What a gerrymandering expert has to say about the future of democracy in Missouri

Illustration by Sooim Kang

For the last decade, voters in Michigan have overwhelmingly voted for state representatives from a political party founded in Baltimore. But that party has not once held power. Rather, a political party founded in Wisconsin has held supermajorities, despite receiving fewer votes in every election over the last decade.

How can one party dominate the Mitten State’s politics despite having fewer voters? It’s all because of a marriage between the ancient art of gerrymandering and the power of modern big data, says David Daley, author of Unrigged: How Americans Battled Back To Save Democracy, and Ratf**ked: Why Your Vote Doesn’t Count.

It’s going to get worse with the upcoming once-a-decade redistricting process—especially in Missouri.

In 2018, Missouri voters overwhelmingly passed an amendment to the state constitution to take redistricting out of the hands of party operatives. But in 2020, the same voters narrowly overturned it through the confusingly worded Measure 3.

“Missouri voters said we want to do something about this, we want to clean this up, and sixty-two percent of them signed on for reform in 2018,” Daley says. “The trouble is, as you saw in Missouri, that people can go to these superhuman efforts and become heroes of democracy only to have their legislatures undermine them, just like that.”

We talked to Daley about the somewhat bleak future of pro-democracy reforms.

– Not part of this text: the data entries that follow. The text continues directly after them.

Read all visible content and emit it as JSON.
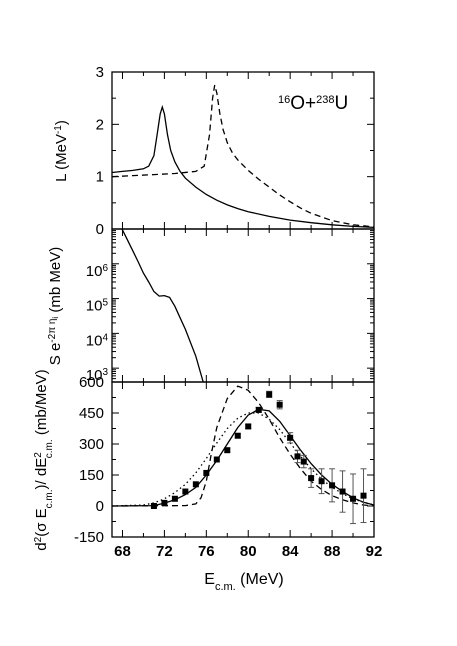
{
  "chart_data": [
    {
      "id": "top",
      "type": "line",
      "ylabel_main": "L (MeV",
      "ylabel_sup": "-1",
      "ylabel_end": ")",
      "annotation": {
        "sup1": "16",
        "base1": "O+",
        "sup2": "238",
        "base2": "U"
      },
      "xlim": [
        67,
        92
      ],
      "ylim": [
        0,
        3
      ],
      "yticks": [
        0,
        1,
        2,
        3
      ],
      "series": [
        {
          "style": "solid",
          "x": [
            67,
            68,
            69,
            70,
            70.5,
            71,
            71.3,
            71.6,
            71.8,
            72.0,
            72.3,
            72.6,
            73,
            73.5,
            74,
            75,
            76,
            77,
            78,
            79,
            80,
            82,
            84,
            86,
            88,
            90,
            92
          ],
          "y": [
            1.08,
            1.1,
            1.12,
            1.15,
            1.2,
            1.4,
            1.8,
            2.2,
            2.33,
            2.2,
            1.8,
            1.5,
            1.28,
            1.1,
            0.97,
            0.8,
            0.66,
            0.55,
            0.46,
            0.39,
            0.33,
            0.24,
            0.17,
            0.12,
            0.08,
            0.05,
            0.03
          ]
        },
        {
          "style": "dashed",
          "x": [
            67,
            69,
            71,
            73,
            75,
            75.8,
            76.3,
            76.6,
            76.8,
            77.0,
            77.3,
            77.6,
            78,
            78.5,
            79,
            80,
            81,
            82,
            83,
            84,
            85,
            86,
            88,
            90,
            92
          ],
          "y": [
            1.0,
            1.02,
            1.04,
            1.06,
            1.1,
            1.2,
            1.8,
            2.5,
            2.75,
            2.6,
            2.2,
            1.9,
            1.65,
            1.45,
            1.32,
            1.12,
            0.95,
            0.8,
            0.65,
            0.52,
            0.4,
            0.3,
            0.16,
            0.08,
            0.04
          ]
        }
      ]
    },
    {
      "id": "middle",
      "type": "line",
      "yscale": "log",
      "ylabel_s": "S e",
      "ylabel_exp": "-2π η",
      "ylabel_expsub": "i",
      "ylabel_units": "(mb MeV)",
      "xlim": [
        67,
        92
      ],
      "ylim": [
        400,
        10000000
      ],
      "yticks": [
        {
          "v": 1000,
          "base": "10",
          "exp": "3"
        },
        {
          "v": 10000,
          "base": "10",
          "exp": "4"
        },
        {
          "v": 100000,
          "base": "10",
          "exp": "5"
        },
        {
          "v": 1000000,
          "base": "10",
          "exp": "6"
        }
      ],
      "series": [
        {
          "style": "solid",
          "x": [
            67.95,
            68.5,
            69,
            69.5,
            70,
            70.5,
            71,
            71.5,
            72,
            72.5,
            73,
            73.5,
            74,
            75,
            75.7
          ],
          "y": [
            10000000,
            4700000,
            2300000,
            1130000,
            540000,
            300000,
            160000,
            118000,
            122000,
            108000,
            60000,
            28000,
            13000,
            2200,
            400
          ]
        }
      ]
    },
    {
      "id": "bottom",
      "type": "line",
      "ylabel_a": "d",
      "ylabel_a_sup": "2",
      "ylabel_b": "(σ E",
      "ylabel_b_sub": "c.m.",
      "ylabel_c": ")/ dE",
      "ylabel_c_sup": "2",
      "ylabel_c_sub": "c.m.",
      "ylabel_units": "(mb/MeV)",
      "xlabel_main": "E",
      "xlabel_sub": "c.m.",
      "xlabel_units": "(MeV)",
      "xlim": [
        67,
        92
      ],
      "ylim": [
        -150,
        600
      ],
      "xticks": [
        68,
        72,
        76,
        80,
        84,
        88,
        92
      ],
      "yticks": [
        -150,
        0,
        150,
        300,
        450,
        600
      ],
      "series": [
        {
          "style": "solid",
          "x": [
            67,
            71,
            72,
            73,
            74,
            75,
            76,
            77,
            78,
            79,
            80,
            81,
            82,
            83,
            84,
            85,
            86,
            87,
            88,
            89,
            90,
            91,
            92
          ],
          "y": [
            0,
            2,
            14,
            30,
            55,
            90,
            150,
            220,
            300,
            380,
            440,
            468,
            460,
            410,
            340,
            270,
            205,
            150,
            105,
            70,
            40,
            18,
            5
          ]
        },
        {
          "style": "dashed",
          "x": [
            67,
            74,
            75,
            75.5,
            76,
            76.5,
            77,
            78,
            79,
            80,
            81,
            82,
            83,
            84,
            85,
            86,
            87,
            88,
            89,
            90,
            91,
            92
          ],
          "y": [
            0,
            2,
            10,
            40,
            120,
            260,
            380,
            520,
            580,
            560,
            500,
            420,
            330,
            250,
            180,
            120,
            80,
            50,
            30,
            15,
            5,
            0
          ]
        },
        {
          "style": "dotted",
          "x": [
            67,
            70,
            71,
            72,
            73,
            74,
            75,
            76,
            77,
            78,
            79,
            80,
            81,
            82,
            83,
            84,
            85,
            86,
            87,
            88,
            89,
            90,
            91,
            92
          ],
          "y": [
            0,
            5,
            15,
            35,
            65,
            105,
            160,
            230,
            305,
            375,
            425,
            450,
            450,
            420,
            370,
            305,
            240,
            180,
            130,
            90,
            60,
            35,
            18,
            6
          ]
        }
      ],
      "points": {
        "x": [
          71,
          72,
          73,
          74,
          75,
          76,
          77,
          78,
          79,
          80,
          81,
          82,
          83,
          84,
          84.7,
          85.3,
          86,
          87,
          88,
          89,
          90,
          91
        ],
        "y": [
          0,
          15,
          35,
          70,
          105,
          160,
          225,
          270,
          340,
          385,
          465,
          540,
          490,
          330,
          240,
          215,
          135,
          120,
          100,
          70,
          35,
          50
        ],
        "err": [
          0,
          0,
          0,
          0,
          0,
          0,
          0,
          10,
          10,
          10,
          12,
          15,
          20,
          25,
          30,
          30,
          45,
          60,
          80,
          100,
          120,
          130
        ]
      }
    }
  ]
}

“All of the structural flaws have been laid bare and weaponized in service of an enduring minority rule that is going to be very difficult to dislodge,” he says.

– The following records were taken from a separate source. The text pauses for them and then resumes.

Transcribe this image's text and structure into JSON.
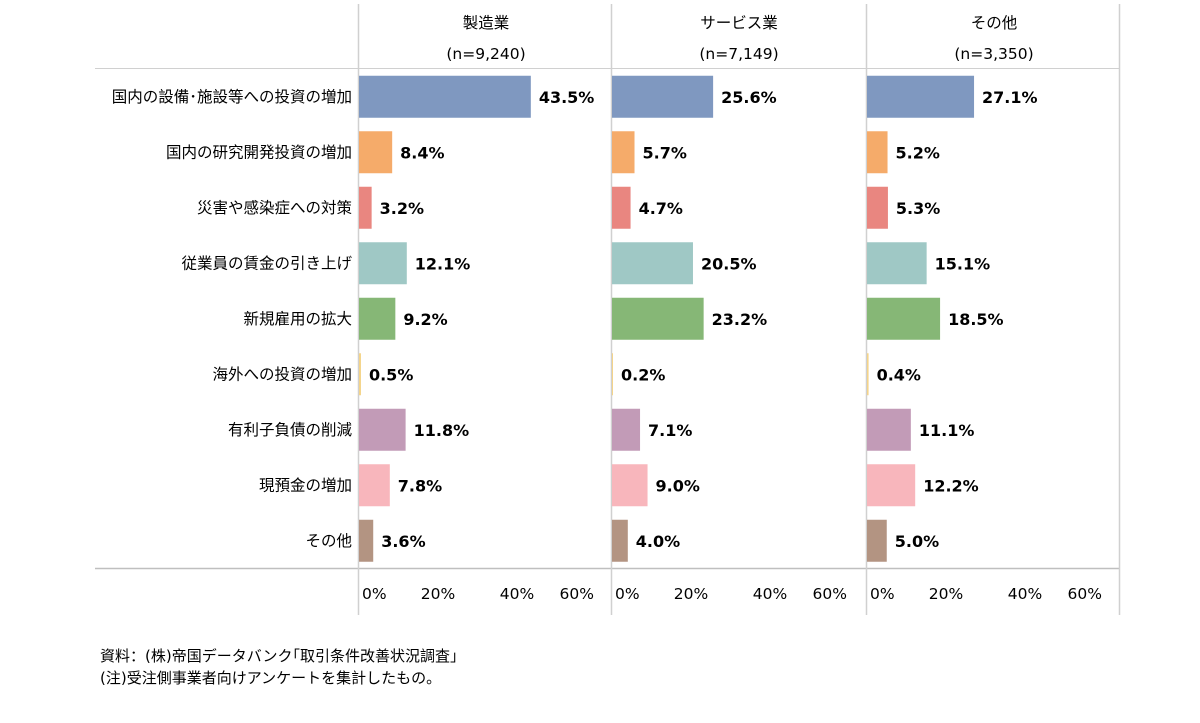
{
  "chart_data": {
    "type": "bar",
    "orientation": "horizontal",
    "categories": [
      "国内の設備･施設等への投資の増加",
      "国内の研究開発投資の増加",
      "災害や感染症への対策",
      "従業員の賃金の引き上げ",
      "新規雇用の拡大",
      "海外への投資の増加",
      "有利子負債の削減",
      "現預金の増加",
      "その他"
    ],
    "category_colors": [
      "#7f98c0",
      "#f5ab6a",
      "#e98680",
      "#9fc8c5",
      "#86b776",
      "#f4d48a",
      "#c29bb7",
      "#f8b6bc",
      "#b39482"
    ],
    "panels": [
      {
        "title": "製造業",
        "n_label": "(n=9,240)",
        "values": [
          43.5,
          8.4,
          3.2,
          12.1,
          9.2,
          0.5,
          11.8,
          7.8,
          3.6
        ],
        "labels": [
          "43.5%",
          "8.4%",
          "3.2%",
          "12.1%",
          "9.2%",
          "0.5%",
          "11.8%",
          "7.8%",
          "3.6%"
        ]
      },
      {
        "title": "サービス業",
        "n_label": "(n=7,149)",
        "values": [
          25.6,
          5.7,
          4.7,
          20.5,
          23.2,
          0.2,
          7.1,
          9.0,
          4.0
        ],
        "labels": [
          "25.6%",
          "5.7%",
          "4.7%",
          "20.5%",
          "23.2%",
          "0.2%",
          "7.1%",
          "9.0%",
          "4.0%"
        ]
      },
      {
        "title": "その他",
        "n_label": "(n=3,350)",
        "values": [
          27.1,
          5.2,
          5.3,
          15.1,
          18.5,
          0.4,
          11.1,
          12.2,
          5.0
        ],
        "labels": [
          "27.1%",
          "5.2%",
          "5.3%",
          "15.1%",
          "18.5%",
          "0.4%",
          "11.1%",
          "12.2%",
          "5.0%"
        ]
      }
    ],
    "xlim": [
      0,
      60
    ],
    "xticks": [
      0,
      20,
      40,
      60
    ],
    "xtick_labels": [
      "0%",
      "20%",
      "40%",
      "60%"
    ],
    "grid": false
  },
  "notes": {
    "source": "資料：(株)帝国データバンク｢取引条件改善状況調査｣",
    "note": "(注)受注側事業者向けアンケートを集計したもの。"
  }
}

Big data changed everything. “We have had gerrymandering as long as we’ve had politicians,” Daley says. “Patrick Henry tried to draw James Madison out of the very first Congress.”

But in the same way that analytics revolutionized baseball, things have changed in the digital age. Maptitude—the software that political operatives use to draw the lines—was a game changer: “In 2010, you see this quantum leap in the sophistication of the software, the speed and power of the computers, and the granularity of the data.”

Public data allowed operatives to draw districts based on party, turnout, home value and gun ownership. Then, add data gathered by Facebook.

“When you combine all of that, you’re able to draw the lines where you know the impact of moving one of those lines one block in any direction,” Daley says.

Political scientists were slow to understand modern gerrymandering. The lines drawn using big data have proven shockingly powerful.

“The political scientists used to think, ‘oh, gerrymandering gets you a temporary advantage,’” Daley says. “But the technology that is used to draw these maps, the data that goes into picking these voters and putting them into districts, and our polarization in general are all so intense that the maps that were drawn last decade held up for ten years.”

Polarization is driven by gerrymandering. Have a problem with Rep. Rashida Tlaib, D-Mich? Don’t like Rep. Jim Jordan, R-Ohio?

Either way, blame gerrymandering. Both representatives come from oddly shaped, heavily gerrymandered districts that lump partisan voters together, incentivizing politics that plays to the extremes of their respective party bases.

“Opinion polls show that there is a path forward in this country on just above every hot-button issue,” Daley says. “The structure of the system has prevented us from even having votes on some of these issues where we could have progress.”